For starters, Hype is structured around livestreaming. The service doesn't allow for the elaborately planned, carefully edited pieces published on Vine, instead limiting content creators to what they can physically accomplish in real time. Although users can manipulate the screen as they stream videos, they won't have any of the powerful editing tools that Vine came with.

In addition, the features of the app in general appear to more closely resemble livestreaming features offered by Facebook, rather than Vine's format.

An emphasis on live user interaction makes Hype less of a content producing website and more of a social media website for personalities to interact with fans. Although useful for those with an established following, the format is more well-suited to celebrities than users attempting to create entertainment media.

Livestreaming videos also means content will be less easily shareable, which was part of the original appeal of Vine. "It began with unlimited time," said creator Don Hoffman in 2013. "But when we saw our friends trying to share their videos over text message, we realized that it needed a social component—and that meant we needed to make it quick to share and view."

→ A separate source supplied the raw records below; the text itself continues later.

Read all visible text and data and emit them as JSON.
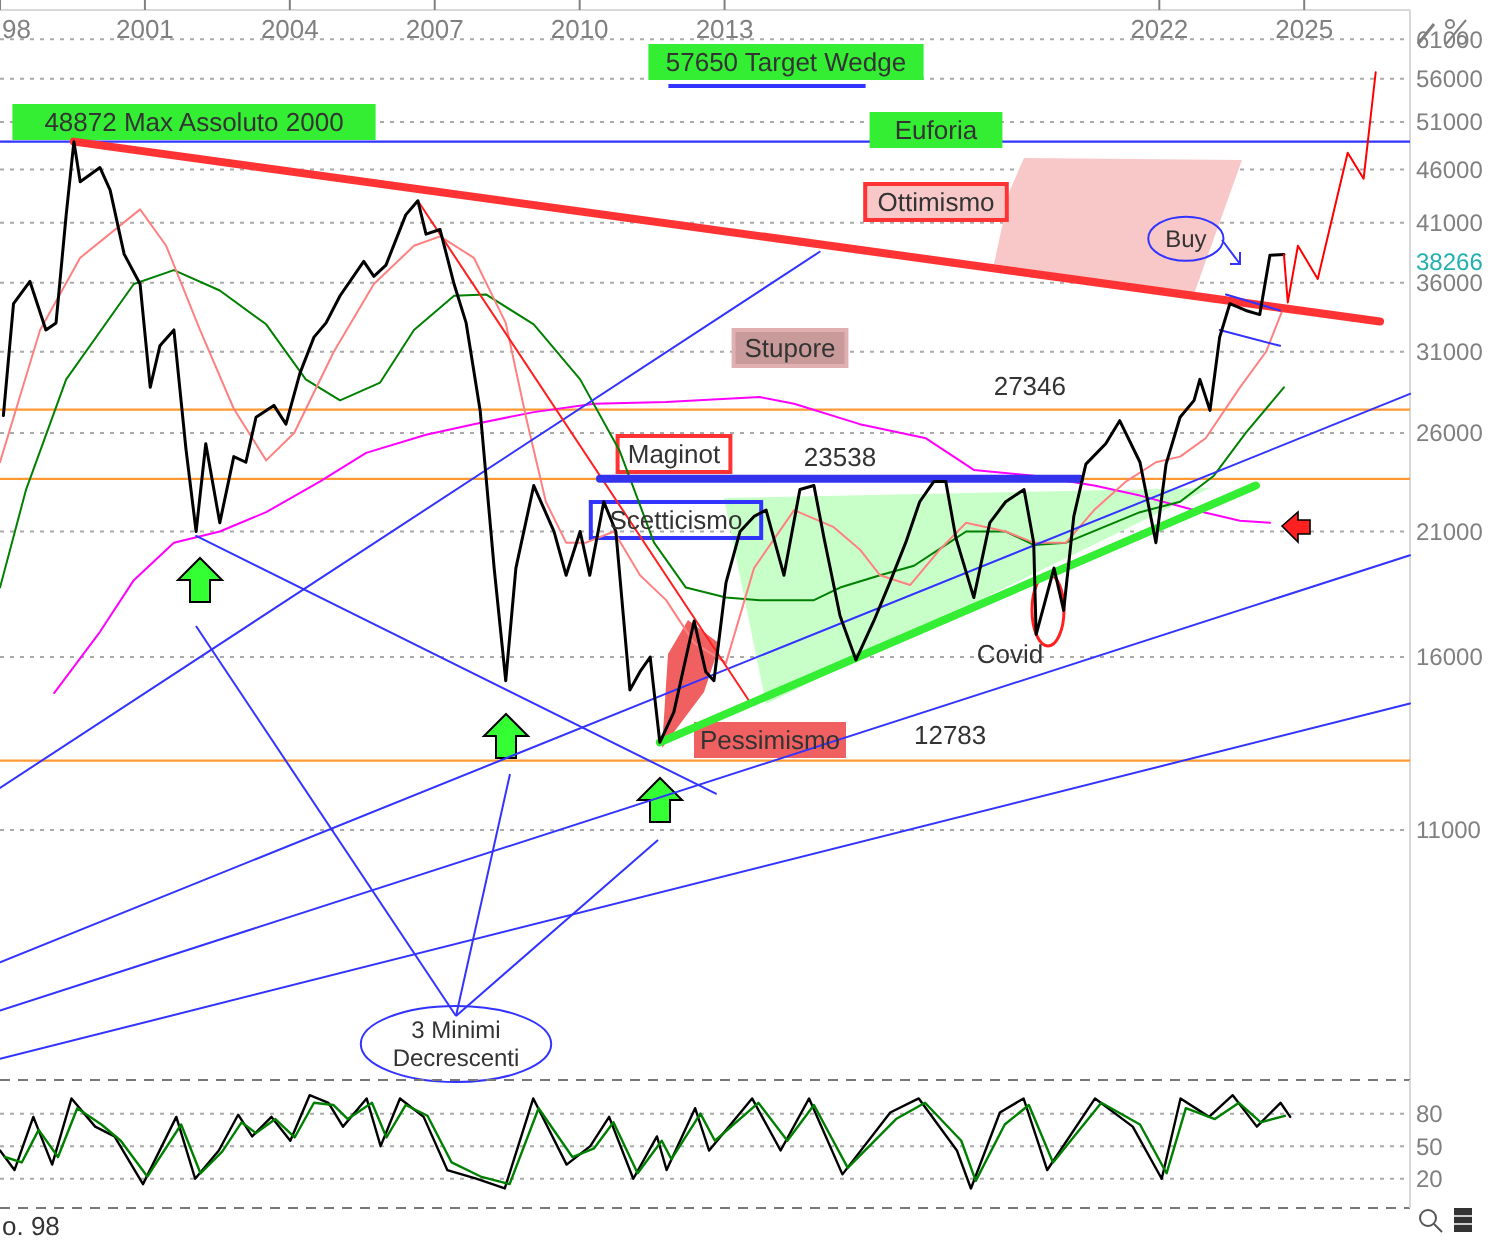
{
  "chart_data": [
    {
      "type": "line",
      "xlim": [
        1998,
        2027.19
      ],
      "xticks": [
        {
          "value": 1998,
          "label": "98"
        },
        2001,
        2004,
        2007,
        2010,
        2013,
        2022,
        2025
      ],
      "ylim": [
        6400,
        65000
      ],
      "yticks": [
        11000,
        16000,
        21000,
        26000,
        31000,
        36000,
        41000,
        46000,
        51000,
        56000,
        61000
      ],
      "log": "y",
      "grid": "y",
      "ref_lines": [
        {
          "axis": "y",
          "value": 48872,
          "color": "#3333ff"
        },
        {
          "axis": "y",
          "value": 23538,
          "color": "#ff9933"
        },
        {
          "axis": "y",
          "value": 27346,
          "color": "#ff9933"
        },
        {
          "axis": "y",
          "value": 12783,
          "color": "#ff9933"
        }
      ],
      "series": [
        {
          "type": "line",
          "color": "#ff00ff",
          "x": [
            1999.12,
            2000.07,
            2000.77,
            2001.6,
            2002.55,
            2003.51,
            2004.62,
            2005.58,
            2006.82,
            2007.81,
            2009.05,
            2010.3,
            2011.79,
            2013.73,
            2014.44,
            2015.8,
            2017.17,
            2018.16,
            2019.4,
            2020.65,
            2021.6,
            2022.72,
            2023.67,
            2024.29
          ],
          "values": [
            14800,
            16900,
            18900,
            20500,
            21000,
            21900,
            23400,
            24900,
            25900,
            26500,
            27200,
            27700,
            27800,
            28100,
            27700,
            26500,
            25700,
            24000,
            23700,
            23200,
            22700,
            22000,
            21500,
            21400
          ]
        },
        {
          "type": "line",
          "color": "#008000",
          "x": [
            1998,
            1998.54,
            1999.37,
            2000.77,
            2001.6,
            2002.55,
            2003.51,
            2004.33,
            2005.04,
            2005.87,
            2006.57,
            2007.4,
            2008.06,
            2009.05,
            2010.01,
            2010.83,
            2011.54,
            2012.2,
            2013.03,
            2013.73,
            2014.85,
            2015.39,
            2016.22,
            2016.92,
            2017.58,
            2018,
            2018.82,
            2019.4,
            2020.07,
            2021.06,
            2021.6,
            2022.43,
            2023.13,
            2023.79,
            2024.58
          ],
          "values": [
            18600,
            23000,
            29200,
            35900,
            37000,
            35400,
            32900,
            29200,
            27900,
            29000,
            32500,
            35000,
            35100,
            32900,
            29200,
            25000,
            20500,
            18600,
            18200,
            18100,
            18100,
            18600,
            19100,
            19500,
            20400,
            21000,
            21000,
            20400,
            20500,
            21400,
            21900,
            22400,
            23700,
            26000,
            28700
          ]
        },
        {
          "type": "line",
          "color": "#ff8080",
          "x": [
            1998,
            1998.83,
            1999.66,
            2000.9,
            2001.44,
            2002.14,
            2002.84,
            2003.51,
            2004.09,
            2004.91,
            2005.74,
            2006.57,
            2007.11,
            2007.81,
            2008.47,
            2008.89,
            2009.3,
            2009.72,
            2010.13,
            2010.71,
            2011.25,
            2011.79,
            2012.37,
            2013.03,
            2013.61,
            2014.44,
            2015.26,
            2015.8,
            2016.22,
            2016.84,
            2017.46,
            2018,
            2018.82,
            2019.4,
            2020.07,
            2020.65,
            2021.31,
            2021.93,
            2022.43,
            2022.96,
            2023.67,
            2024.21,
            2024.58
          ],
          "values": [
            24400,
            32500,
            38000,
            42200,
            39000,
            32500,
            27400,
            24500,
            26000,
            31000,
            35900,
            39000,
            39800,
            38000,
            33000,
            26900,
            22400,
            20500,
            20500,
            21000,
            19100,
            18100,
            16500,
            15800,
            19400,
            22000,
            21200,
            20200,
            19100,
            18700,
            20200,
            21400,
            21000,
            20500,
            20500,
            22000,
            23400,
            24400,
            24700,
            25700,
            28700,
            31000,
            34200
          ]
        },
        {
          "type": "line",
          "color": "#3333ff",
          "x": [
            2002.06,
            2012.82
          ],
          "values": [
            20800,
            11900
          ]
        },
        {
          "type": "line",
          "color": "#3333ff",
          "x": [
            1998,
            2014.97
          ],
          "values": [
            12050,
            38500
          ]
        },
        {
          "type": "line",
          "color": "#3333ff",
          "x": [
            1998,
            2027.19
          ],
          "values": [
            8260,
            28300
          ]
        },
        {
          "type": "line",
          "color": "#3333ff",
          "x": [
            1998,
            2027.19
          ],
          "values": [
            7440,
            19950
          ]
        },
        {
          "type": "line",
          "color": "#3333ff",
          "x": [
            1998,
            2027.19
          ],
          "values": [
            6700,
            14470
          ]
        },
        {
          "type": "line",
          "color": "#ff3333",
          "x": [
            1999.53,
            2026.57
          ],
          "values": [
            48872,
            33100
          ]
        },
        {
          "type": "line",
          "color": "#ff2020",
          "x": [
            2006.65,
            2013.53
          ],
          "values": [
            43000,
            14500
          ]
        },
        {
          "type": "line",
          "color": "#33ee33",
          "x": [
            2011.66,
            2024.0
          ],
          "values": [
            13300,
            23200
          ]
        },
        {
          "type": "line",
          "color": "#3333ee",
          "x": [
            2010.42,
            2020.36
          ],
          "values": [
            23538,
            23538
          ]
        },
        {
          "type": "line",
          "color": "#3333ff",
          "x": [
            2023.38,
            2024.5
          ],
          "values": [
            35100,
            33900
          ]
        },
        {
          "type": "line",
          "color": "#3333ff",
          "x": [
            2023.25,
            2024.5
          ],
          "values": [
            32500,
            31400
          ]
        },
        {
          "type": "line",
          "color": "#000000",
          "x": [
            1998.07,
            1998.28,
            1998.62,
            1998.95,
            1999.16,
            1999.37,
            1999.53,
            1999.66,
            2000.07,
            2000.28,
            2000.57,
            2000.9,
            2001.11,
            2001.31,
            2001.6,
            2001.85,
            2002.06,
            2002.26,
            2002.55,
            2002.84,
            2003.09,
            2003.3,
            2003.67,
            2003.92,
            2004.21,
            2004.5,
            2004.75,
            2005.04,
            2005.53,
            2005.74,
            2005.99,
            2006.4,
            2006.65,
            2006.82,
            2007.11,
            2007.4,
            2007.65,
            2007.94,
            2008.23,
            2008.47,
            2008.68,
            2009.05,
            2009.47,
            2009.72,
            2010.01,
            2010.21,
            2010.5,
            2010.75,
            2011.04,
            2011.25,
            2011.46,
            2011.66,
            2011.95,
            2012.37,
            2012.61,
            2012.78,
            2013.03,
            2013.32,
            2013.61,
            2013.86,
            2014.23,
            2014.56,
            2014.85,
            2015.06,
            2015.39,
            2015.72,
            2016.09,
            2016.42,
            2016.75,
            2017.04,
            2017.33,
            2017.58,
            2017.79,
            2018.16,
            2018.49,
            2018.82,
            2019.2,
            2019.4,
            2019.45,
            2019.82,
            2020.02,
            2020.23,
            2020.48,
            2020.89,
            2021.18,
            2021.6,
            2021.93,
            2022.14,
            2022.43,
            2022.72,
            2022.84,
            2023.05,
            2023.25,
            2023.46,
            2023.79,
            2024.08,
            2024.29,
            2024.58
          ],
          "values": [
            27000,
            34400,
            36100,
            32500,
            33000,
            41700,
            48872,
            44800,
            46200,
            44000,
            38300,
            35900,
            28700,
            31400,
            32500,
            25100,
            21000,
            25400,
            21400,
            24700,
            24400,
            26900,
            27600,
            26500,
            29600,
            32000,
            33000,
            35000,
            37700,
            36500,
            37400,
            41700,
            43000,
            40000,
            40400,
            35900,
            33000,
            27300,
            19400,
            15200,
            19400,
            23200,
            21000,
            19100,
            21000,
            19100,
            22400,
            21000,
            14900,
            15500,
            16000,
            13300,
            14200,
            17300,
            15500,
            15200,
            18800,
            21000,
            21700,
            22000,
            19100,
            23000,
            23200,
            20700,
            17500,
            15900,
            17300,
            18800,
            20500,
            22400,
            23400,
            23400,
            20700,
            18200,
            21400,
            22400,
            23000,
            20500,
            16800,
            19400,
            17700,
            21700,
            24300,
            25400,
            26700,
            24400,
            20500,
            24300,
            26900,
            27900,
            29200,
            27300,
            32000,
            34400,
            33900,
            33600,
            38200,
            38266
          ]
        },
        {
          "type": "line",
          "color": "#ff0000",
          "x": [
            2024.58,
            2024.66,
            2024.87,
            2025.28,
            2025.9,
            2026.23,
            2026.48
          ],
          "values": [
            38266,
            34500,
            39000,
            36300,
            47700,
            45100,
            56800
          ]
        }
      ],
      "annotations": [
        "48872 Max Assoluto 2000",
        "57650 Target Wedge",
        "Euforia",
        "Ottimismo",
        "Stupore",
        "Maginot",
        {
          "text": "23538",
          "x": 2015.39,
          "y": 23538
        },
        "Scetticismo",
        {
          "text": "27346",
          "x": 2019.32,
          "y": 27346
        },
        "Covid",
        "Pessimismo",
        {
          "text": "12783",
          "x": 2017.67,
          "y": 12783
        },
        {
          "text": "Buy",
          "x": 2022.55,
          "y": 39600
        },
        "3 Minimi Decrescenti",
        "38266"
      ]
    },
    {
      "type": "line",
      "xlim": [
        1998,
        2027.19
      ],
      "ylim": [
        -7,
        111
      ],
      "yticks": [
        20,
        50,
        80
      ],
      "grid": "y",
      "tick_labels": "y",
      "series": [
        {
          "type": "line",
          "color": "#000000",
          "x": [
            1998,
            1998.3,
            1998.69,
            1999.08,
            1999.48,
            1999.97,
            2000.37,
            2000.96,
            2001.65,
            2002.04,
            2002.53,
            2002.93,
            2003.22,
            2003.62,
            2004.01,
            2004.41,
            2004.8,
            2005.1,
            2005.59,
            2005.88,
            2006.28,
            2006.77,
            2007.26,
            2007.86,
            2008.45,
            2009.04,
            2009.73,
            2010.22,
            2010.61,
            2011.11,
            2011.6,
            2011.8,
            2012.39,
            2012.68,
            2013.57,
            2014.16,
            2014.75,
            2015.44,
            2016.43,
            2017.02,
            2017.81,
            2018.1,
            2018.7,
            2019.19,
            2019.68,
            2020.67,
            2021.45,
            2022.05,
            2022.44,
            2023.03,
            2023.52,
            2024.02,
            2024.51,
            2024.71
          ],
          "values": [
            46,
            28,
            77,
            33,
            94,
            68,
            59,
            15,
            77,
            20,
            46,
            79,
            59,
            77,
            55,
            97,
            90,
            68,
            94,
            50,
            94,
            77,
            28,
            20,
            11,
            94,
            33,
            50,
            77,
            20,
            59,
            28,
            85,
            46,
            94,
            46,
            94,
            24,
            81,
            94,
            46,
            11,
            81,
            94,
            28,
            94,
            68,
            20,
            94,
            77,
            97,
            68,
            90,
            77
          ]
        },
        {
          "type": "line",
          "color": "#008000",
          "x": [
            1998.1,
            1998.45,
            1998.8,
            1999.2,
            1999.6,
            2000.1,
            2000.5,
            2001.05,
            2001.75,
            2002.15,
            2002.6,
            2003.0,
            2003.3,
            2003.7,
            2004.1,
            2004.5,
            2004.9,
            2005.2,
            2005.7,
            2006.0,
            2006.4,
            2006.85,
            2007.35,
            2007.95,
            2008.55,
            2009.15,
            2009.85,
            2010.3,
            2010.7,
            2011.2,
            2011.7,
            2011.9,
            2012.5,
            2012.8,
            2013.7,
            2014.3,
            2014.85,
            2015.55,
            2016.55,
            2017.15,
            2017.9,
            2018.2,
            2018.8,
            2019.3,
            2019.8,
            2020.8,
            2021.6,
            2022.15,
            2022.55,
            2023.15,
            2023.65,
            2024.1,
            2024.6
          ],
          "values": [
            40,
            35,
            65,
            40,
            85,
            70,
            55,
            22,
            70,
            25,
            45,
            72,
            62,
            75,
            58,
            90,
            88,
            75,
            90,
            58,
            88,
            78,
            35,
            22,
            15,
            85,
            40,
            48,
            72,
            25,
            55,
            38,
            80,
            55,
            90,
            55,
            88,
            30,
            75,
            90,
            55,
            18,
            70,
            88,
            35,
            90,
            70,
            25,
            85,
            75,
            90,
            72,
            78
          ]
        }
      ],
      "annotations": [
        "o. 98"
      ]
    }
  ]
}
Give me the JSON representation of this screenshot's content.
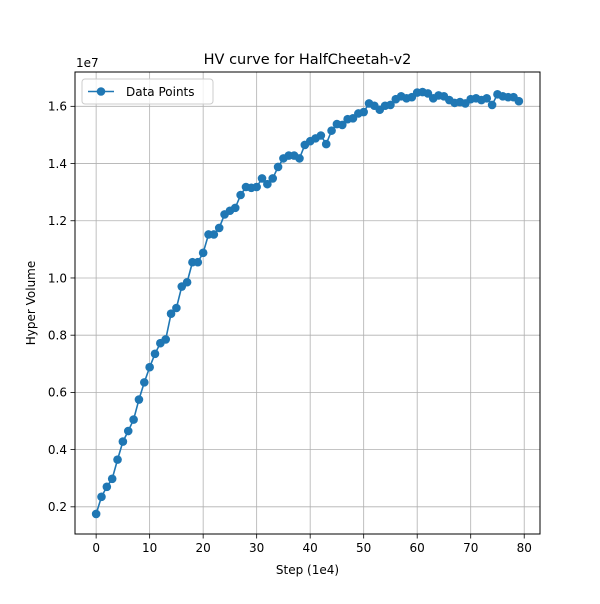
{
  "chart_data": {
    "type": "line",
    "title": "HV curve for HalfCheetah-v2",
    "xlabel": "Step (1e4)",
    "ylabel": "Hyper Volume",
    "y_offset_label": "1e7",
    "xlim": [
      -3.95,
      82.95
    ],
    "ylim": [
      0.105,
      1.72
    ],
    "xticks": [
      0,
      10,
      20,
      30,
      40,
      50,
      60,
      70,
      80
    ],
    "xtick_labels": [
      "0",
      "10",
      "20",
      "30",
      "40",
      "50",
      "60",
      "70",
      "80"
    ],
    "yticks": [
      0.2,
      0.4,
      0.6,
      0.8,
      1.0,
      1.2,
      1.4,
      1.6
    ],
    "ytick_labels": [
      "0.2",
      "0.4",
      "0.6",
      "0.8",
      "1.0",
      "1.2",
      "1.4",
      "1.6"
    ],
    "grid": true,
    "legend_position": "top-left",
    "color": "#1f77b4",
    "series": [
      {
        "name": "Data Points",
        "marker": "circle",
        "x": [
          0,
          1,
          2,
          3,
          4,
          5,
          6,
          7,
          8,
          9,
          10,
          11,
          12,
          13,
          14,
          15,
          16,
          17,
          18,
          19,
          20,
          21,
          22,
          23,
          24,
          25,
          26,
          27,
          28,
          29,
          30,
          31,
          32,
          33,
          34,
          35,
          36,
          37,
          38,
          39,
          40,
          41,
          42,
          43,
          44,
          45,
          46,
          47,
          48,
          49,
          50,
          51,
          52,
          53,
          54,
          55,
          56,
          57,
          58,
          59,
          60,
          61,
          62,
          63,
          64,
          65,
          66,
          67,
          68,
          69,
          70,
          71,
          72,
          73,
          74,
          75,
          76,
          77,
          78,
          79
        ],
        "y": [
          0.175,
          0.235,
          0.27,
          0.298,
          0.365,
          0.428,
          0.465,
          0.505,
          0.575,
          0.635,
          0.688,
          0.735,
          0.772,
          0.785,
          0.875,
          0.895,
          0.97,
          0.985,
          1.055,
          1.055,
          1.088,
          1.152,
          1.152,
          1.175,
          1.222,
          1.235,
          1.245,
          1.29,
          1.318,
          1.315,
          1.318,
          1.348,
          1.328,
          1.348,
          1.388,
          1.418,
          1.428,
          1.428,
          1.418,
          1.465,
          1.478,
          1.488,
          1.498,
          1.468,
          1.515,
          1.538,
          1.535,
          1.555,
          1.558,
          1.575,
          1.58,
          1.61,
          1.602,
          1.588,
          1.602,
          1.605,
          1.625,
          1.635,
          1.628,
          1.632,
          1.648,
          1.65,
          1.645,
          1.628,
          1.638,
          1.635,
          1.622,
          1.612,
          1.615,
          1.61,
          1.625,
          1.628,
          1.622,
          1.628,
          1.605,
          1.642,
          1.635,
          1.632,
          1.632,
          1.618
        ]
      }
    ]
  }
}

The lack of shareable content on Hype may make it less quick to catch on, unlike Vine videos, which could be shared and played with those who haven't downloaded the app first, giving them a chance to convince users the app has worthwhile content worth joining to check out.

Of course, Vine seemed equally unusable when it first came out, but in time the app became a sort of condensed YouTube, attracting content creators with similar goals and encouraging a similar relationship of primarily random commenters, rather than friends, to engage with other accounts.

What Hype offers is certainly not new. Snapchat's story option allows its users to do something similar to livestreaming, and Facebook and Tumblr both carry live streaming features today. Services for livestreaming exist in abundance on the internet.

However this social media app, centered entirely on live streaming services, still has to prove its worth before former Vine users will jump on board.